The other day, a friend in North Carolina was visiting. She’d just gotten a DVD player. So I offered to loan her a few from my collection. I enthusiastically pressed a handful on her: Donnie Darko, Ghost World, Orwell Rolls in His Grave, and Outfoxed. The package of four DVDs was a neat summation of my state of mind: two documentaries obliterating the media-fed lies, two movies detailing the initial struggle to come to terms those lies and their purpose, which, ultimately, I view as unthinking, mass conformity.

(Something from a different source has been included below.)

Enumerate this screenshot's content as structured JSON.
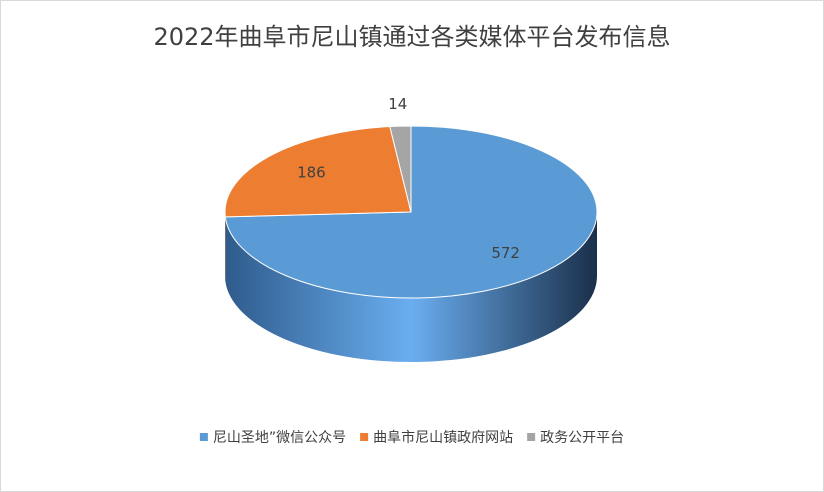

I looked at what I’d given her and said something like, “well, two of those are about coming of age; I guess I still find the teen years interesting.”
Teens are searchers, and they look at the world with fresh eyes. Would a teenager be so blinded, or should I say binded, as in bound, as to write the following in a
review of the movie “Cars”?
All of this takes place in a charmingly evoked town that once embraced the care and feeding of Automobilicus americanus but then lost out, when the interstate took the traffic around, rather than through.
To be small, independent and not tied to the mainstream (here embodied as an interstate set to plow unheeding through your middle) is to “lose out?” Is there only one way to make it?
So it’s no accident I refuse to let these passions o’ mine die. I mean, check it out: last week when Leigh and the girls vacated to Florida I hit a used CD shop to trade in some music. As I wandered from folk to blues to jazz, I noticed a bank of CDs with a sign indicating they could be had for a dollar. I had four dollars in hand, compensation for Pat Metheny’s “Beyond the Missouri Sky,” which I had listened to a couple times with little interest. I could afford four new CDs at this rate. I started browsing, thinking, “ha, there could be a gem in here.” Sure enough, I fished out two: Sam Baker’s
“Mercy.” And
Dan Reeder’s self-titled debut. Small merciesTwo fantastic writers with quirky voices that can sing it so you can feel it. Simple, honest, unadorned music. I picked up Baker’s CD because I’d read a nice review on Buzzflash. I chose Reeder’s because it was on John Prine’s
Oh Boy Records and because both the cover and song titles appealed.
Outta left fieldThere they were, masterpieces in their way, waiting for me to take them home, their price a perfect illustration of the mainstream’s estimation of their artistic merit. For me, solid gold. And a confirmation: keep searching, kid, you’ll find you’re in great company.
I gave the remaining two dollars to a young man selling peanut brittle for some youth-rescue type cause. I met him as I hoofed it across the massive strip mall parking lot heading toward “Giant Package” and its fine selection of domestic and imported beer. I went for an imported pale ale. When I got home I found that Neflix had sent over “The Edukators,” which follows the exploits of three revolutionaries who break into the estates of the super rich while they’re away and rearrange their stuff, just to shake them up. They leave notes with cryptic messages such as “Your Days of Plenty are Numbered” or “You Have Too Much Money.” They proved to be some fine drinking buddies for a lonely yet rewarding evening.